ショパン生誕200年ということで、ムジカノーヴァのブックレビューでショパン関連の本をたくさん読ませてもらっています。おりしも、アドリブが休刊したばかりで、今後音楽ライターって職業は果たして成り立つんだろうかと考えているところ。
そこで気づいたのが、ショパンはどうやって生計をたてていたのか、というところです。いまどきの感覚だと、素晴らしいピアニストで作曲家なのだから、演奏会のギャラと出版した曲の印税がメインで、生徒からのレッスン料はその足しなんじゃないかと思いたくなるんですが、どうやらそうではないらしい。そもそもコンサートは生涯で30回しか開いていない。レッスン料が収入の柱だったみたいです。
ちなみにレッスン料は自宅の場合20フラン、出張は30フラン。1940年代のパリの比較的高い日当が4フランなので、だいたいワン・レッスン2〜8万円相当。(ショパン 鍵盤のミステリー 仲道郁代編著より)。
レッスンは1日5時間までにしていた、と何かで読んだのですが、まあそうすると1人1時間として、1日あたり10〜40万円ぐらいの稼ぎになったわけですね。貴族同然の経費がかかる暮らしをしていたショパンは、それだけ稼ぎがあっても、いつもお金が足りなかったそうですが。
19世紀と現代では時代が違います。売れっ子ピアニストや作曲家には、演奏や印税だけで暮らしている人も確かにいるでしょう。でも、あのショパンでさえ、レッスン料が収入の柱だったと考えると・・・。聴衆や読者にウケることも大事だけれど、逆にそれにこだわりすぎず、別に収入の柱をきっちり確保して、自分の芸術を作るというのも、きわめてまっとうな手段だなと改めて感じます。
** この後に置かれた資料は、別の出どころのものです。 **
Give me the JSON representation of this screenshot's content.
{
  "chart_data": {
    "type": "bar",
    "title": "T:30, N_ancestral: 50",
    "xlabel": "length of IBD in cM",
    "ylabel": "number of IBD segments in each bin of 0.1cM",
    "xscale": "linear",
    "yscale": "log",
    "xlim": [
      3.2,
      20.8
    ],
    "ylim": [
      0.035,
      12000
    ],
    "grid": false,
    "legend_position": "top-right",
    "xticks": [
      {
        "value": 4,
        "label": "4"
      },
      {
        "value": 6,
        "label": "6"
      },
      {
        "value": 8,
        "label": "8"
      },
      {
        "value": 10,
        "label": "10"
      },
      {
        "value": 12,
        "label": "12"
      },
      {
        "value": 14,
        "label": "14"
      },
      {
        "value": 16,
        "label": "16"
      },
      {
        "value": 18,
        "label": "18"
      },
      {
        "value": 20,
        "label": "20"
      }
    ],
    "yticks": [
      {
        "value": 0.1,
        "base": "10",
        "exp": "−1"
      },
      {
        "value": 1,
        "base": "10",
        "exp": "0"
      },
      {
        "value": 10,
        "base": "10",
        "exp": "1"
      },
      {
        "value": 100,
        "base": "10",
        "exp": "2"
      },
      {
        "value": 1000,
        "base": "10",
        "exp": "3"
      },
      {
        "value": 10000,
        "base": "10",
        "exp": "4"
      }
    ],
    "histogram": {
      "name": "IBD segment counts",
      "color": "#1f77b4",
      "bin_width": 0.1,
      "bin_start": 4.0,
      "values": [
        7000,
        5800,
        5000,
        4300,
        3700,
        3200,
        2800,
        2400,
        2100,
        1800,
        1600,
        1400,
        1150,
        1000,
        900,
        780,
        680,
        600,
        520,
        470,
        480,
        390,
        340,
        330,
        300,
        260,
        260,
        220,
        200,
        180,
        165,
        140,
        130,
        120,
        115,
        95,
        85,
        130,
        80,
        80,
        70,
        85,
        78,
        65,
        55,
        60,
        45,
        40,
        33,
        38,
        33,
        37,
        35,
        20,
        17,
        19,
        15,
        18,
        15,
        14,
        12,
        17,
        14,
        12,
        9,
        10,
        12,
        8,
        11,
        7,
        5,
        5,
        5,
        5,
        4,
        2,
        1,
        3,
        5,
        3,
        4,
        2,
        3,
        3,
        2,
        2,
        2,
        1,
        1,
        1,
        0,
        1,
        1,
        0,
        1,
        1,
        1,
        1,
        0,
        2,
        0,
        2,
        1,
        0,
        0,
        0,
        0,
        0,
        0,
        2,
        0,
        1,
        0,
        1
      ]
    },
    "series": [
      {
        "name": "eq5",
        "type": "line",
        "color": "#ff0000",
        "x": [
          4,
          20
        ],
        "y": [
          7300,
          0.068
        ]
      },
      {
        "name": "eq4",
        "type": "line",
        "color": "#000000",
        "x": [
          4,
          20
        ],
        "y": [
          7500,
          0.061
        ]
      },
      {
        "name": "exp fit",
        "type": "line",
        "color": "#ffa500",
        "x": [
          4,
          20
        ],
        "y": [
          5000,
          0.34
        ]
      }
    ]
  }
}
そこから考えていくと「音楽ライターは、音楽誌に書いて得た原稿料が収入の柱になっているのが望ましい」という面もあるけれど、それが絶対というわけでもないんですよね。ショパンの作品がすばらしければ、彼がレッスンで生計をたてていたことなんて別にどうでもいいのと同じで、原稿さえよければ、生計の柱が何であろうと、どうでもいいんですから。